2016: le début de l’individualisme queer ?

À force de célébrer certaines victoires comme des aboutissements, la communauté queer a peut-être perdu de vue ce qui faisait sa force collective. Derrière la nostalgie du «retour en 2016», se cache une période charnière où reconnaissance légale, fragmentation des luttes et montée de l’individualisme ont commencé à redessiner les contours du militantisme queer.
Sur TikTok, la tendance «Retour en 2016» rejoue une époque fantasmée, supposément plus douce, plus stable, plus optimiste. Mais pour les personnes queer, 2016 ne marque pas tant un âge d’or qu’un moment charnière: celui où une certaine idée du progrès a commencé à se fissurer.

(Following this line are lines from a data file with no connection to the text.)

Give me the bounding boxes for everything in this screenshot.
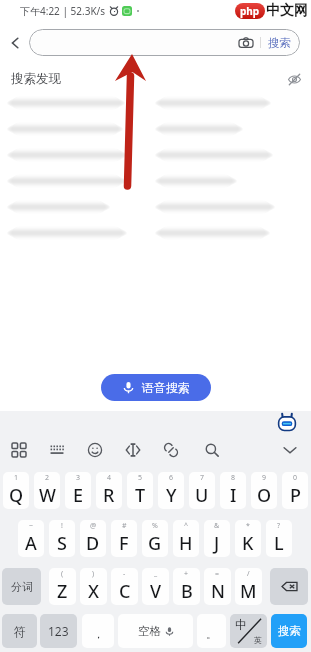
button[interactable]: Keyboard layouts (8, 439, 30, 461)
button[interactable]: 2 (34, 472, 60, 509)
staticText: R (103, 483, 115, 508)
button[interactable]: Assistant (276, 412, 298, 434)
staticText: 分词 (11, 580, 33, 594)
staticText: 下午4:22 | 52.3K/s (20, 4, 106, 18)
button[interactable]: Keyboard (46, 439, 68, 461)
staticText: D (86, 531, 100, 556)
button[interactable]: & (204, 520, 230, 557)
button[interactable]: 5 (127, 472, 153, 509)
staticText: - (123, 569, 126, 579)
staticText: / (247, 569, 250, 579)
button[interactable]: 9 (251, 472, 277, 509)
staticText: 123 (48, 623, 69, 639)
staticText: % (152, 521, 158, 531)
button[interactable]: ( (49, 568, 76, 605)
button[interactable]: Attach (160, 439, 182, 461)
button[interactable]: 。 (197, 614, 226, 648)
button[interactable]: 搜索 (271, 614, 307, 648)
staticText: Q (9, 483, 24, 508)
staticText: B (181, 579, 193, 604)
button[interactable]: Hide suggestions (284, 69, 304, 89)
staticText: 2 (45, 473, 50, 483)
button[interactable]: 符 (2, 614, 37, 648)
button[interactable]: Search (201, 439, 223, 461)
button[interactable]: = (204, 568, 231, 605)
button[interactable]: 分词 (2, 568, 41, 605)
staticText: 搜索 (268, 36, 291, 50)
staticText: C (119, 579, 131, 604)
button[interactable]: Chinese English toggle (230, 614, 267, 648)
staticText: ~ (29, 521, 34, 531)
staticText: M (240, 579, 257, 604)
button[interactable]: 语音搜索 (101, 374, 211, 401)
staticText: L (274, 531, 284, 556)
button[interactable]: 6 (158, 472, 184, 509)
staticText: 6 (169, 473, 174, 483)
staticText: 。 (206, 627, 217, 641)
staticText: ^ (184, 521, 189, 531)
staticText: ! (61, 521, 63, 531)
button[interactable]: ! (49, 520, 75, 557)
button[interactable]: Move cursor (122, 439, 144, 461)
staticText: S (57, 531, 67, 556)
button[interactable]: - (111, 568, 138, 605)
staticText: ( (61, 569, 64, 579)
button[interactable]: 0 (282, 472, 308, 509)
staticText: ? (277, 521, 281, 531)
staticText: ) (92, 569, 95, 579)
button[interactable]: @ (80, 520, 106, 557)
staticText: 4 (107, 473, 112, 483)
button[interactable]: Backspace (270, 568, 308, 605)
staticText: X (88, 579, 99, 604)
button[interactable]: / (235, 568, 262, 605)
staticText: F (119, 531, 129, 556)
staticText: H (179, 531, 193, 556)
staticText: W (39, 483, 56, 508)
button[interactable]: 123 (40, 614, 77, 648)
staticText: 1 (14, 473, 19, 483)
staticText: 8 (231, 473, 236, 483)
staticText: I (230, 483, 237, 508)
staticText: ， (93, 627, 104, 641)
button[interactable]: Back (0, 29, 29, 56)
button[interactable]: ， (82, 614, 114, 648)
button[interactable]: 1 (3, 472, 29, 509)
button[interactable]: % (142, 520, 168, 557)
button[interactable]: # (111, 520, 137, 557)
button[interactable]: 3 (65, 472, 91, 509)
button[interactable]: Collapse keyboard (279, 439, 301, 461)
button[interactable]: _ (142, 568, 169, 605)
button[interactable]: 7 (189, 472, 215, 509)
button[interactable]: + (173, 568, 200, 605)
staticText: T (135, 483, 146, 508)
staticText: 9 (262, 473, 267, 483)
staticText: 中文网 (266, 2, 308, 20)
staticText: E (73, 483, 84, 508)
staticText: 0 (293, 473, 298, 483)
staticText: * (246, 521, 250, 531)
staticText: U (195, 483, 209, 508)
button[interactable]: ^ (173, 520, 199, 557)
button[interactable]: * (235, 520, 261, 557)
staticText: + (184, 569, 189, 579)
staticText: A (25, 531, 37, 556)
staticText: _ (154, 569, 158, 579)
button[interactable]: 4 (96, 472, 122, 509)
button[interactable]: 空格 (118, 614, 193, 648)
staticText: 7 (200, 473, 205, 483)
button[interactable]: ) (80, 568, 107, 605)
button[interactable]: 搜索 (29, 29, 300, 56)
button[interactable]: 8 (220, 472, 246, 509)
staticText: 中 (235, 617, 247, 632)
button[interactable]: Emoji (84, 439, 106, 461)
staticText: V (150, 579, 162, 604)
staticText: # (122, 521, 127, 531)
button[interactable]: ? (266, 520, 292, 557)
staticText: 搜索发现 (11, 71, 61, 87)
staticText: 空格 (138, 624, 161, 638)
staticText: 英 (254, 635, 262, 645)
button[interactable]: ~ (18, 520, 44, 557)
staticText: 语音搜索 (142, 380, 190, 395)
staticText: Z (57, 579, 68, 604)
staticText: P (290, 483, 301, 508)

Quand l’égalité semble suffisante
Aux États-Unis, le mariage pour touxtes venait tout juste d’être légalisé dans l’ensemble du pays. Une victoire queer historique, célébrée comme l’aboutissement d’un combat de décennies. En France, cela faisait déjà trois ans que la loi était passée. En Suisse, en revanche, on en était encore loin — rappel que le progrès n’a jamais été simultané ni universel et qu’il avance lentement.
Cette période a nourri une illusion: celle que l’égalité était désormais acquise ou bientôt acquise. Que le plus dur était derrière nous.
Or, pendant que certaines parties de la communauté LGBTIQ+ accédaient enfin à une reconnaissance institutionnelle, d’autres restaient reléguées au second plan. Les droits des personnes trans, non binaires et intersexes étaient peu médiatisés, peu défendus politiquement, souvent renvoyés à plus tard, classés comme des «sujets complexes». Comme si l’égalité pouvait se vivre par priorités. Comme si certain·e·x·s pouvaient attendre.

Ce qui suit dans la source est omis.